Said Iqbal selaku Presiden Partai Buruh mengatakan bahwa dalam waktu dekat Mahkamah Konstitusi (MK) akan memutuskan hal tersebut. Namun, Partai Buruh mendorong alternatif sendiri, yakni “sistem pemilu terbuka tanpa suara terbanyak”
“Dalam waktu dekat, Hakim MK akan memutuskan Sistem Pemilu. Sikap kami adalah menginginkan sistem pemilu terbuka tanpa suara terbanyak,” ujar Said Iqbal, Rabu (24/5/2023).
“Kalau yang sekarang kan sistem terbuka dengan suara terbanyak. Dan yang digugat adalah sistem pemilu tertutup, di mana tidak ada nama dan nomor urut caleg, hanya ada gambar partai politik,” lanjutnya.
Said Iqbal menjelaskan, sistem pemilihan dengan cara terbuka masih terdapat celah yang kerap dimanfaatkan oleh banyak pihak.

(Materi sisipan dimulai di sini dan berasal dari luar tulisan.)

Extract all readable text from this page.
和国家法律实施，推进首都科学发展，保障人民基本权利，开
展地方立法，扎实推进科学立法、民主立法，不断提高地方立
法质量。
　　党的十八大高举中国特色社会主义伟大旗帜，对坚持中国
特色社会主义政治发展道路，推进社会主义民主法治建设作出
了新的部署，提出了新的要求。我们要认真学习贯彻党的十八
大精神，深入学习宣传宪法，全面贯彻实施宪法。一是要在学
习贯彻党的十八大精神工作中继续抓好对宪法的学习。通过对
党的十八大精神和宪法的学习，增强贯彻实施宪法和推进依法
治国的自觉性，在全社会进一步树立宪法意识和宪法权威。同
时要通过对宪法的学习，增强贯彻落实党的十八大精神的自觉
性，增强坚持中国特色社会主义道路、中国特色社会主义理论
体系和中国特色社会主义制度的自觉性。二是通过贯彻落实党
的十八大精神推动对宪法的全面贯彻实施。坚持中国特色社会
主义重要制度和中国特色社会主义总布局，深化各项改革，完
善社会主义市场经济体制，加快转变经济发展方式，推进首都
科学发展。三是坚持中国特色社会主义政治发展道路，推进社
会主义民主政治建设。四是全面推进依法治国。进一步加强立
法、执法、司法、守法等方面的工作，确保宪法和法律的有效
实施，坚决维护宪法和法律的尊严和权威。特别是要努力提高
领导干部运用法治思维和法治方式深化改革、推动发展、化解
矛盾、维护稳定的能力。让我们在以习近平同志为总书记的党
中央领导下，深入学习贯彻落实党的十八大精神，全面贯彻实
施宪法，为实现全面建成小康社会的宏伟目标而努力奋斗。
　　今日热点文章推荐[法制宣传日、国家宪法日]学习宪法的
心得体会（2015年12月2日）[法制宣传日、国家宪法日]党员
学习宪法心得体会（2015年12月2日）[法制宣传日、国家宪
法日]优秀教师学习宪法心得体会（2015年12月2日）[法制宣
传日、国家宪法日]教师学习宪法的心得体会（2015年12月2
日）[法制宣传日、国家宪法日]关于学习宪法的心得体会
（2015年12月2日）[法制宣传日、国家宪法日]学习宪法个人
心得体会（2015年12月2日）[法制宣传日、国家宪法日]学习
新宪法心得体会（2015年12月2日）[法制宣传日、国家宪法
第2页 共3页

Oleh karena itu, menurut dia, harus ada pengecualiannya.
“Partai Buruh memberikan alternatif, dengan sistem terbuka (nama dan nomor urut caleg ada) tapi tidak suara terbanyak,” ujarnya.
“Begitu partai dapat satu kursi di dapil tertentu, maka yang menentukan caleg adalah partai dengan caleg terbaiknya. Tidak beli kucing dalam karung,” tambahnya.

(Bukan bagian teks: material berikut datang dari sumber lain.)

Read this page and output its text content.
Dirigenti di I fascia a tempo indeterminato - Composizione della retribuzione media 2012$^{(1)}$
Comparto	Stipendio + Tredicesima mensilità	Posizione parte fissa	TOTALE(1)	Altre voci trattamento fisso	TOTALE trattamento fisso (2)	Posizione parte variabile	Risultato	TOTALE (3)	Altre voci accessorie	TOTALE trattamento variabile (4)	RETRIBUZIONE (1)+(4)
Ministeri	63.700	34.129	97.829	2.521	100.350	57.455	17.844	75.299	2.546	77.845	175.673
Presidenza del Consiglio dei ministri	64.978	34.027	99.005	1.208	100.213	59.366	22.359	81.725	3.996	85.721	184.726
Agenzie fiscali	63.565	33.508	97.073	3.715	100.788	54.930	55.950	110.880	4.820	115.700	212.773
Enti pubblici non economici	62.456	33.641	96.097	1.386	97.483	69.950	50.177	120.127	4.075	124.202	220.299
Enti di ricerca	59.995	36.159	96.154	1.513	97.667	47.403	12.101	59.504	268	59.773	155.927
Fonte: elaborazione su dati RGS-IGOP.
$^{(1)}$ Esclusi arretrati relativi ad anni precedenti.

Hal ini direkomendasikan agar bisa menekan upaya politik praktis yang kian marak terjadi. Selain itu, cara ini juga mengedepankan kader-kader terbaik dari masing-masing partai untuk maju menjadi perwakilannya.
“Sehingga tidak ada pertarungan artis dengan artis, pengusaha dengan pengusaha. Melainkan pertarungan kader terbaik dari partai yang telah dikaderisasi dengan baik oleh masing-masing partai,” ujar Said Iqbal.

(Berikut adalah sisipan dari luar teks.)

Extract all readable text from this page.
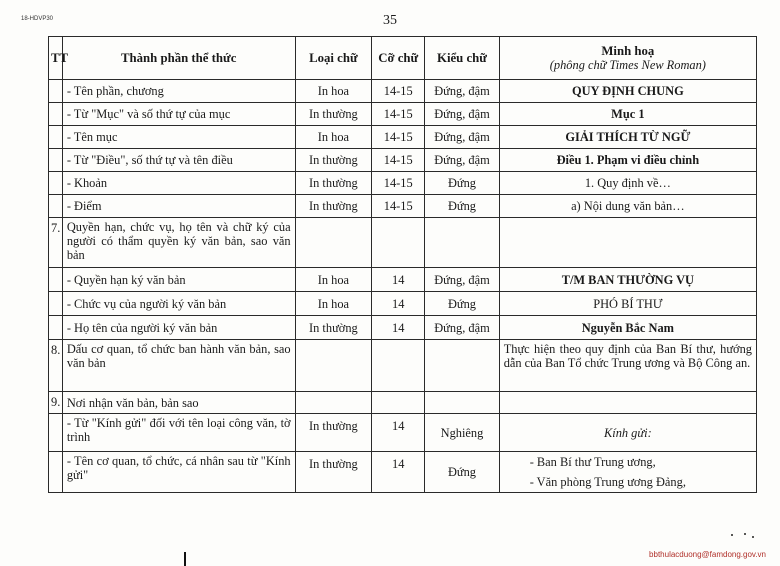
18-HDVP30	35
TT	Thành phần thể thức	Loại chữ	Cỡ chữ	Kiểu chữ	Minh hoạ
(phông chữ Times New Roman)

	- Tên phần, chương	In hoa	14-15	Đứng, đậm	QUY ĐỊNH CHUNG
	- Từ "Mục" và số thứ tự của mục	In thường	14-15	Đứng, đậm	Mục 1
	- Tên mục	In hoa	14-15	Đứng, đậm	GIẢI THÍCH TỪ NGỮ
	- Từ "Điều", số thứ tự và tên điều	In thường	14-15	Đứng, đậm	Điều 1. Phạm vi điều chỉnh
	- Khoản	In thường	14-15	Đứng	1. Quy định về…
	- Điểm	In thường	14-15	Đứng	a) Nội dung văn bản…
7.	Quyền hạn, chức vụ, họ tên và chữ ký của người có thẩm quyền ký văn bản, sao văn bản				
	- Quyền hạn ký văn bản	In hoa	14	Đứng, đậm	T/M BAN THƯỜNG VỤ
	- Chức vụ của người ký văn bản	In hoa	14	Đứng	PHÓ BÍ THƯ
	- Họ tên của người ký văn bản	In thường	14	Đứng, đậm	Nguyễn Bắc Nam
8.	Dấu cơ quan, tổ chức ban hành văn bản, sao văn bản				Thực hiện theo quy định của Ban Bí thư, hướng dẫn của Ban Tổ chức Trung ương và Bộ Công an.
9.	Nơi nhận văn bản, bản sao				
	- Từ "Kính gửi" đối với tên loại công văn, tờ trình	In thường	14	Nghiêng	Kính gửi:
	- Tên cơ quan, tổ chức, cá nhân sau từ "Kính gửi"	In thường	14	Đứng	- Ban Bí thư Trung ương,
- Văn phòng Trung ương Đảng,
bbthulacduong@famdong.gov.vn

Meski demikian, gagasan tersebut diakui oleh Said Iqbal bukan berarti antiartis, pengusaha, atau lainnya. Melainkan hanya ingin wakil-wakil yang dipilih oleh rakyat adalah kader terbaik yang telah ditempa dan diasah oleh masing-masing ideologi partai yang ada.
“Karena ini kelemahan serius dari sistem pemilu terbuka dengan suara terbanyak. Dan ini membahayakan demokrasi,” ujarnya.